El Mundial acabará, cortará la tregua liguera

Hay que dar gracias al Mundial de Suráfrica porque sin el mismo podíamos entrar en depresión por la falta de carruseles deportivos. ¿Qué íbamos a hacer la tarde del domingo sin oír lo de gol en Riazor y penalti en La Rosaleda? Qué música íbamos a tener en los oídos sin los cuarenta principales del Carrusel de la Ser con Pepe Domingo Castaños recordando sus tiempos de cantante pop con su pantalón vaquero y su camisa de cuadros.

La Ser nos apagó la voz de Paco González, el mejor sucesor de Vicente Marco. A Paquito le quitaron el micrófono como si sustituirle fuera fácil. Ahora se llevará detrás miles de oyentes a Telecinco y al programa deportivo radiofónico que dirigirá la próxima temporada.

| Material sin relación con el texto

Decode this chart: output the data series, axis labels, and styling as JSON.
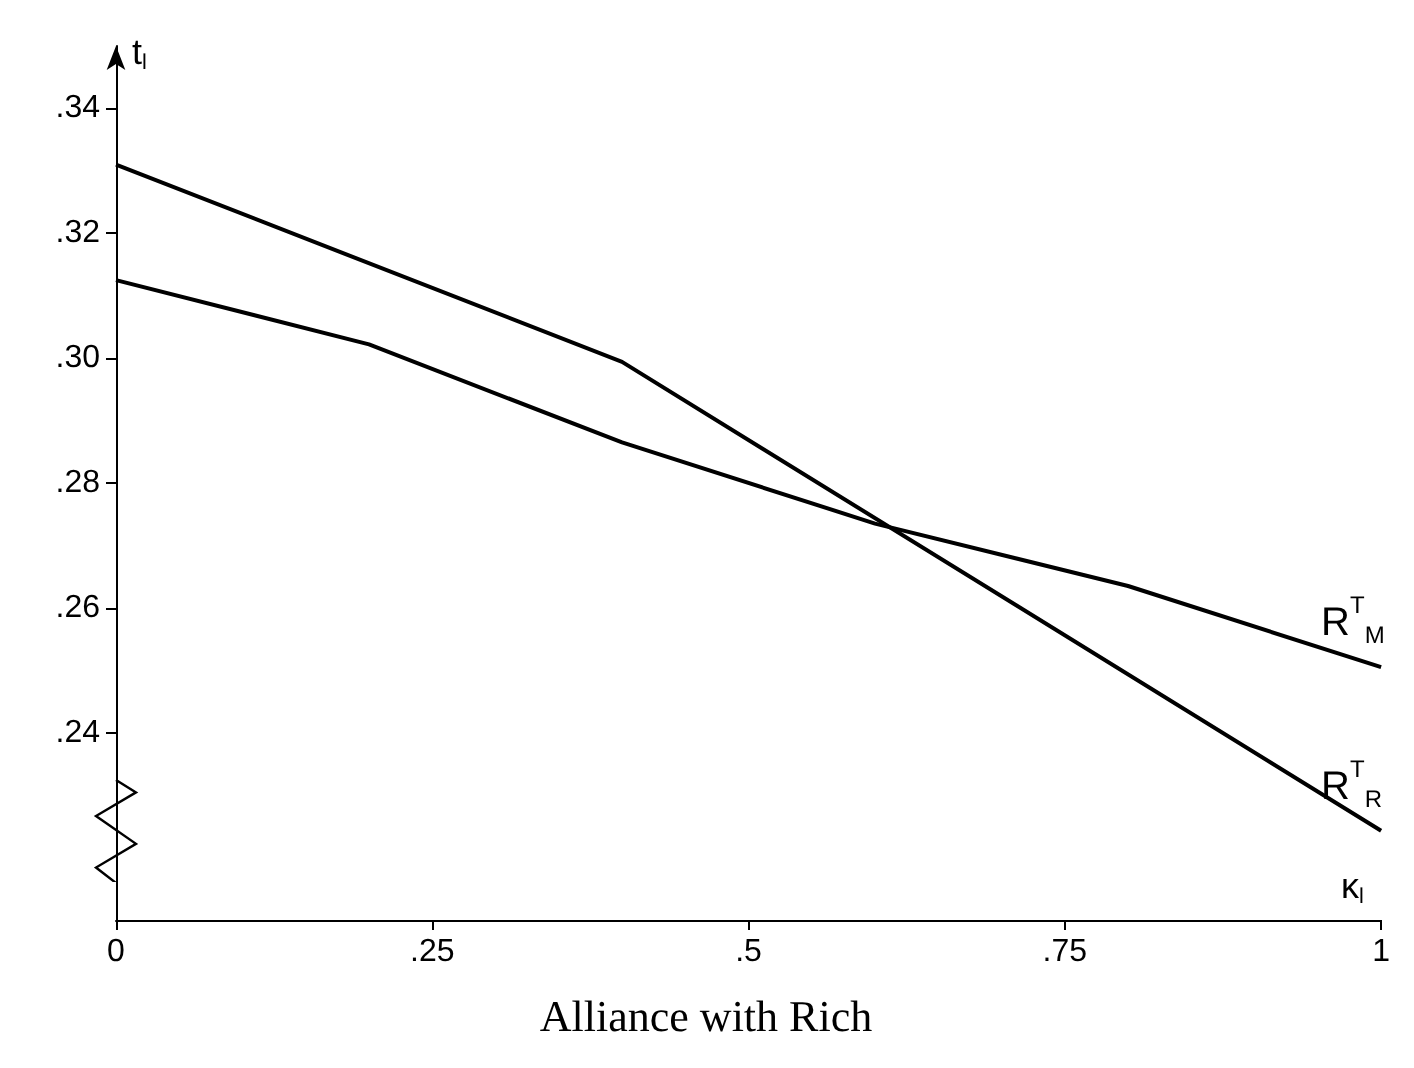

El Carrusel forma parte de la afición futbolística. Con Joaquín Prat nos convencían de que “en vaso largo o en copa corta anís de La Asturiana qué bien se porta”. Los tiempos modernos aún hacen anuncios a base de ripios como ese vino al que dicen que es el de Europa.

Afortunadamente, el tiempo de espera es corto. En cuanto comience el Mundial tendremos de nuevo la alegría de los goles. Y por supuesto, fundamentalmente, los de la selección española, bautizada por Luis Aragonés, el hombre que cantaba el himno nacional con la letra de José María Pemán, como “la Roja”.

Cuando se cantaba en las escuelas españolas, obligatoriamente, el himno con los versos del poeta gaditano, la selección vestía de azul y nadie osaba hablar de rojos y azules en frontones y trinquetes.

Lo rojo quedó prohibido. Hubo una excepción. A Guillermo Gorostiza se le pudo seguir llamando “Bala Roja” porque había abandonado la selección de Euskadi y se había integrado en la España nacional.

Ahora hablamos de “La Roja” con toda naturalidad y hasta el nombre ha sido aceptado mayoritariamente. En España suceden estas cosas. En el diario “Arriba”, que fue órgano oficial del Movimiento, hubo un día en que se osó decir que “Machado es de todos”. Eso pasa con La Roja.

Tenemos poca tregua y, además, contamos con la animación constante por parte de los medios afines al Real Madrid, que tienen la virtud de ilusionar al personal, que ha lamentado pasar otro año en blanco, con el anuncio de grandes fichajes. Es mejor que no decaiga la fiesta. Al menos hasta que empiece el Mundial.